February 2, 2007

TOO BAD EVEN KARL ROVE DIDN'T NOTICE (via Kevin Whited):

Bush's Real Record (INVESTOR'S BUSINESS DAILY, 1/31/2007)

Remember that first bleak week, way back in January 2001? The economy was in a free fall, with job growth having peaked in mid-summer 2000. During Bush's first quarter in office, the economy actually shrank.

This wasn't surprising, given the Fed had been ratcheting up interest rates for two years and the stock market had just suffered its biggest meltdown. Americans took a $7 trillion hit from that debacle, and some feared we might even slide into a depression.

Then came the first attack on U.S. soil since Pearl Harbor, killing 3,000 people, costing $100 billion in direct costs to the economy and untold billions more in indirect costs, and damaging the national psyche. People stopped flying and buying. They cocooned.

It was the worst first year for a president since FDR. But Bush turned a potential disaster into one of the success stories of the post-World War II era. Yet few credit him for it.

His three tax cuts pushed 5 million mostly low-income families off the tax rolls and substantially shifted the tax burden toward the rich. Despite harsh criticism, the cuts revived the economy. [...]

Since Bush's tax cuts took effect in mid-2003:

• Real gross domestic product is up to $1.33 trillion, or 12.6%.

• Existing businesses have hired 5.9 million workers (not counting the millions of jobs entrepreneurs have created).

• Corporate profits have soared 91% to $1.6 trillion.

• Tax receipts have leapt $503 billion, or roughly 1.1 percentage points of GDP, refuting the notion the tax cuts "caused" deficits.

And thanks to rebounding stock prices and huge gains in home values, Americans' total wealth has soared 39% to $54 trillion -- the biggest expansion ever.


Even without the Ownership Society, liberalizing the Middle East, conservative court appointments, 100 million new citizens, and all the rest, the performance of the economy alone guarantees Mr.

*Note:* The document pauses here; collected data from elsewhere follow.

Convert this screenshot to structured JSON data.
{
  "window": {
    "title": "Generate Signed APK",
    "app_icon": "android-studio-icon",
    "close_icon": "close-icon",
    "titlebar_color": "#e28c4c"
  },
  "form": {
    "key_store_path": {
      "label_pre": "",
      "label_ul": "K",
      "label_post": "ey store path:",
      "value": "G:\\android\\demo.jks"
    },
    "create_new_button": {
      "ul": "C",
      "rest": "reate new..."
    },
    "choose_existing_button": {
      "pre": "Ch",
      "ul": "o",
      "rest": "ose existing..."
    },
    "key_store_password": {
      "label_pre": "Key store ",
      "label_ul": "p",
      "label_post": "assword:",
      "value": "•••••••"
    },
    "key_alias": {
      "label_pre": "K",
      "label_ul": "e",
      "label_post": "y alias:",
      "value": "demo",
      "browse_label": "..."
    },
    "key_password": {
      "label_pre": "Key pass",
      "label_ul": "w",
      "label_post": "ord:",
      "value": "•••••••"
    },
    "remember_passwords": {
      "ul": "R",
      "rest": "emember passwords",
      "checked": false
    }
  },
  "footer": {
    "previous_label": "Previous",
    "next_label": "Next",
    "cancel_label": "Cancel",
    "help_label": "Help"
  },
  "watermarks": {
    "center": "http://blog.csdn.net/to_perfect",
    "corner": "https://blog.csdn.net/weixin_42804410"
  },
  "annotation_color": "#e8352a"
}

Bush a spot in the upper echelon of U.S. presidents.

MORE:
Jobs growth slows but remains strong in U.S. (Jeremy W. Peters, February 2, 2007, International Herald Tribune)

U.S. businesses added a net 111,000 jobs last month, a pullback from the pace of previous months but still enough to sustain the recent trend of steady strength in the labor markets, the government reported Friday. [...]

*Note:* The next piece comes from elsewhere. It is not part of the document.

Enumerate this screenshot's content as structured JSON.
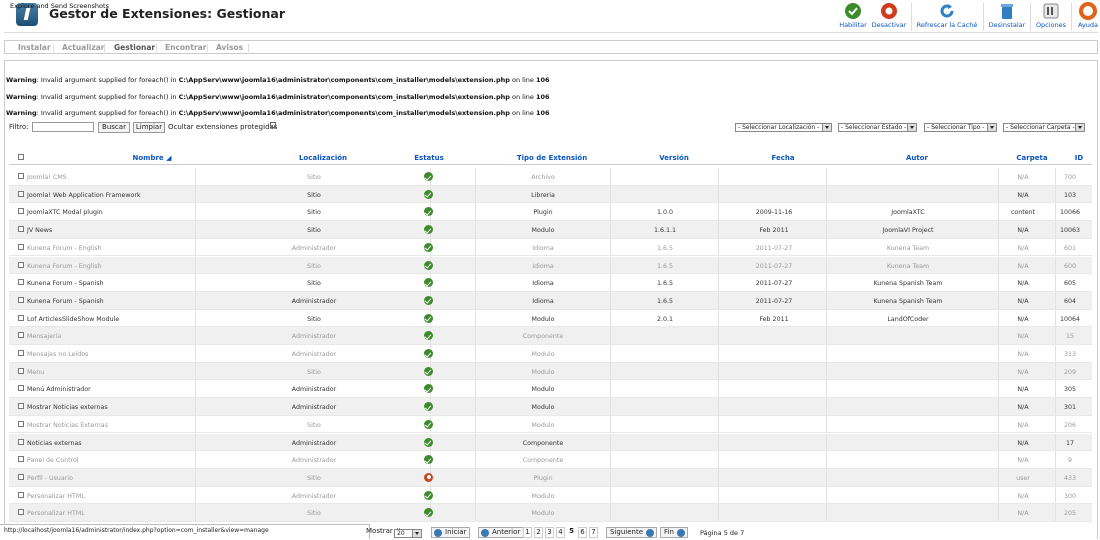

In its monthly report, the Labor Department also said Friday that job growth was stronger in October, November and December than its preliminary figures had shown.

Wages for the average American rose at a slightly lower pace in January, climbing 4 percent in the last year, compared with a 4.2 percent yearly rise in December.


U.S. Consumer Confidence Index Rises to 2-Year High (Shobhana Chandra, 2/02/07, Bloomberg)
Confidence among U.S. consumers rose to the highest in two years last month as gasoline prices eased and the job market expanded.

The Reuters/University of Michigan's final index of sentiment increased to 96.9 in January from 91.7 in December. [...]

The Michigan survey's expectations index, which some economists view as an indicator of future consumer spending, rose to 87.6, also a two-year high, from 81.2 in December.

The gauge of current conditions, which reflects Americans' perceptions of their financial situation and whether it's a good time to buy big-ticket items like cars, increased to 111.3, the highest since July 2005, from 108.1.

Posted by Orrin Judd at February 2, 2007 12:24 PM
Comments

Who cares, when we have Harriett Miers to bitch and moan about?

Posted by: sam at February 2, 2007 5:06 PM

Once again, it is not about the economy, it is not even about Iraq. It is only about Christianos ad leones.